(Bloomberg) -- At first glance Steve Hilton is an unlikely champion of America’s middle-class homeowner. 

The former Fox News host and adviser to ex-British Prime Minister David Cameron lives in Atherton, California, the most expensive ZIP code in the US. He’s married to Rachel Whetstone, a Silicon Valley powerhouse who joined a local campaign against multifamily housing in their own exclusive town. 

Yet on a rainy night earlier this year in San Francisco, Hilton was hosting an event at Shack15, the swanky private club on the top floor of the Ferry Building, to talk affordable housing. His primary focus: how to tame the costs that have turned large swaths of California into the most expensive markets in the country and made home ownership akin to a luxury good.

He’s far from alone. California’s high prices are spurring an array of proposals aimed at boosting the housing supply. Some state lawmakers want to lower the voter threshold needed to approve bonds and special taxes for affordable housing. More dramatically, a group of Silicon Valley billionaires is backing a project dubbed California Forever to build a whole new city northeast of San Francisco. 

Hilton has his own plan: He proposes loosening environmental rules and capping the fees developers pay to towns and cities as a way to bring housing within reach for more people.  

“I remember that incredible feeling of walking across into the apartment I bought in London the first time – that I owned it with my money,” he told the assembled tech workers and professionals at Shack15. “That feeling is just being robbed of this generation.” 

The numbers bear him out. California has the highest median home value in the country at almost twice the national average, according to Redfin. The median home in the Los Angeles area now costs $884,400 and in the San Francisco Bay Area it’s $1.25 million, data from the National Association of Realtors shows. 

Then there’s Atherton, home to such luminaries as Golden State Warriors star Stephen Curry and Silicon Valley heavyweights. The median home there is valued at more than $7 million, based on a Zillow index. 

The soaring prices have long undermined California’s historic image as a land of opportunity for people from all walks of life. The share of California adults who owned their own home was less than 44% in 2021, the UC Berkeley Terner Center for Housing Innovation said in a report. 

That was about 15 percentage points lower than in the rest of the US, the largest gap on record.

Ballot Measure

Hilton, who became a US citizen in 2021, initially tried out a decidedly Californian solution — to collect enough signatures to get an initiative on a ballot to change the state’s restrictive building laws. Called the California Homeownership Affordability Act, his proposal sought to tackle the “impact fees” paid by developers and revamp the California Environmental Quality Act, or CEQA, a landmark law that critics fault for blocking much-needed construction. 

That plan is fizzling, at least for now. Hilton would have had to collect nearly half a million signatures by mid-May to qualify the measure for this year’s November ballot, a notoriously expensive process. He admits he failed to raise enough money to get it done.

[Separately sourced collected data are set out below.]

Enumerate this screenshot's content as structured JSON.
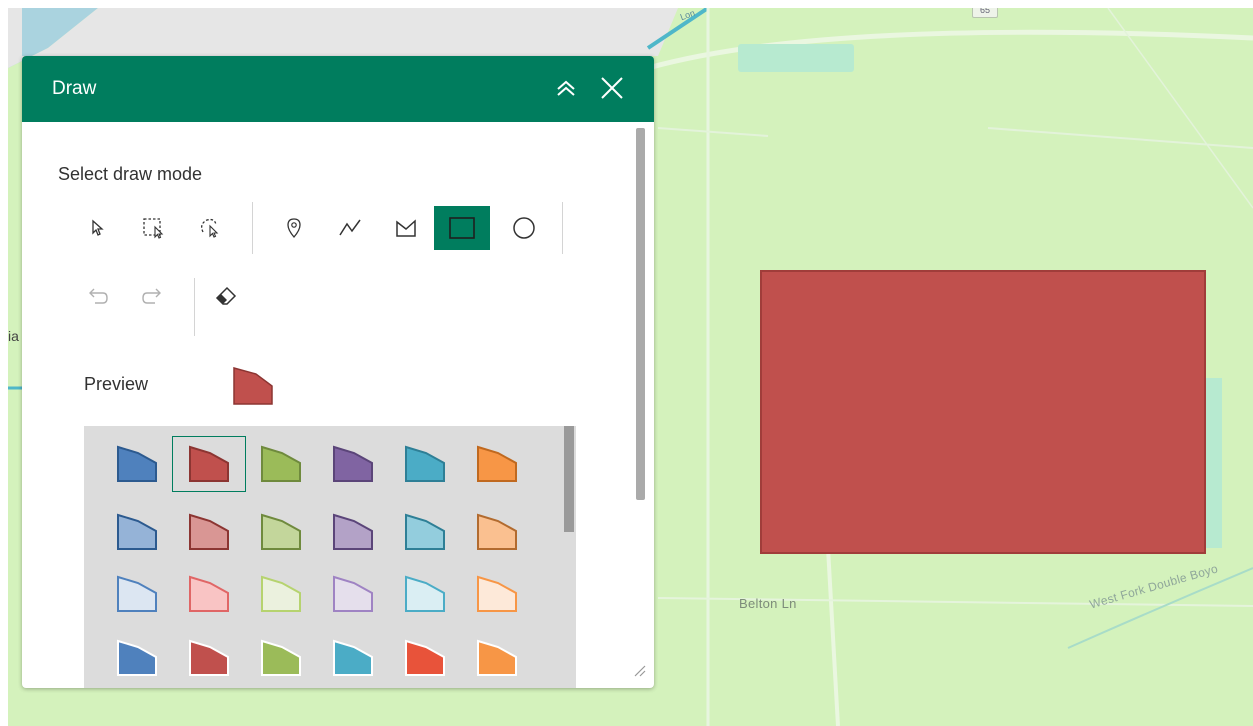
{
  "map": {
    "labels": {
      "belton": "Belton Ln",
      "west_fork": "West Fork Double Boyo",
      "hwy_shield": "65",
      "edge_left": "ia",
      "edge_top": "Lon"
    },
    "drawn_shape_color": "#c0504d"
  },
  "panel": {
    "title": "Draw",
    "accent_color": "#007d5e",
    "collapse_icon": "chevron-double-up-icon",
    "close_icon": "close-icon",
    "mode_label": "Select draw mode",
    "tools": [
      {
        "name": "select",
        "icon": "pointer-icon",
        "active": false
      },
      {
        "name": "rectangle-select",
        "icon": "rectangle-select-icon",
        "active": false
      },
      {
        "name": "lasso-select",
        "icon": "lasso-select-icon",
        "active": false
      },
      {
        "name": "point",
        "icon": "pin-icon",
        "active": false
      },
      {
        "name": "polyline",
        "icon": "polyline-icon",
        "active": false
      },
      {
        "name": "polygon",
        "icon": "polygon-icon",
        "active": false
      },
      {
        "name": "rectangle",
        "icon": "rectangle-icon",
        "active": true
      },
      {
        "name": "circle",
        "icon": "circle-icon",
        "active": false
      },
      {
        "name": "undo",
        "icon": "undo-icon",
        "active": false,
        "disabled": true
      },
      {
        "name": "redo",
        "icon": "redo-icon",
        "active": false,
        "disabled": true
      },
      {
        "name": "clear",
        "icon": "eraser-icon",
        "active": false
      }
    ],
    "preview_label": "Preview",
    "preview_color": "#c0504d",
    "palette": [
      [
        "#4f81bd",
        "#c0504d",
        "#9bbb59",
        "#8064a2",
        "#4bacc6",
        "#f79646"
      ],
      [
        "#95b3d7",
        "#d99694",
        "#c3d69b",
        "#b3a2c7",
        "#93cddd",
        "#fac090"
      ],
      [
        "#dce6f2",
        "#f9c4c4",
        "#ebf1de",
        "#e5dfec",
        "#daeef3",
        "#fde9d9"
      ],
      [
        "#4f81bd",
        "#c0504d",
        "#9bbb59",
        "#4bacc6",
        "#e8533a",
        "#f79646"
      ]
    ],
    "palette_strokes": [
      [
        "#2c5a8f",
        "#8c3532",
        "#6f8a3d",
        "#5b4579",
        "#2e7f96",
        "#c0691f"
      ],
      [
        "#2c5a8f",
        "#8c3532",
        "#6f8a3d",
        "#5b4579",
        "#2e7f96",
        "#b26b2f"
      ],
      [
        "#4f81bd",
        "#e06666",
        "#b6d36f",
        "#9f83c3",
        "#4bacc6",
        "#f79646"
      ],
      [
        "#ffffff",
        "#ffffff",
        "#ffffff",
        "#ffffff",
        "#ffffff",
        "#ffffff"
      ]
    ],
    "selected_swatch": [
      0,
      1
    ]
  }
}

But thousands of people signed up on his website to support the measure, and so Hilton is already eyeing future ballot initiatives. 

The energetic 54-year-old is also working on other options. A think tank he founded a decade ago, Golden Together, is pumping out slick videos (starring Hilton) about the need for more housing. It’s unclear where his venture into California politics will lead him, he said, adding that he wouldn’t rule out a future bid for office.

His failures show just how difficult it is to even attempt change.

The issue pits pro-development groups who want to lower barriers to construction against local-control advocates who often see new projects as threats to the environment or their neighborhoods. What’s resulted is a deadlock that crimps new construction, hindering the state from closing the gap between supply and demand that’s caused rent and home prices to soar.  

‘Recipe for Failure’

“When you make it easier to build homes near a current house, you get conservatives in Huntington Beach and progressives in Berkeley that are opposed to it, which is like the ultimate recipe for failure,” said Dan Dunmoyer, head of the California Building Industry Association, a trade group that praised Hilton’s ballot measure but declined to support it amid other political priorities. “Whenever you unite those people, you just don’t get anywhere.”

Understandably, residents of many towns question how new-home construction will affect their neighborhoods. 

Hilton would know, since his own wife, who serves as Netflix Inc.’s chief communications officer, raised doubts when the prospect of new building arose in their town of Atherton. She wrote to the city council and mayor to say she was concerned about traffic, tree removal, school resources and light and noise pollution. 

“We’re independent people,” Hilton said. 

At the same time, he downplayed the contradiction, saying he isn’t against the ability of local residents to weigh in on new projects in their neighborhoods. In fact, the focus on building ever-denser cities is only part of the solution. The state should also add homes in suburban sprawl and more rural communities, he said. 

“We’ve got to build, build, build,” he said in one of his videos. “We need millions more homes to be built if we’re going to get to a level that’s reasonable for house prices and for rents.”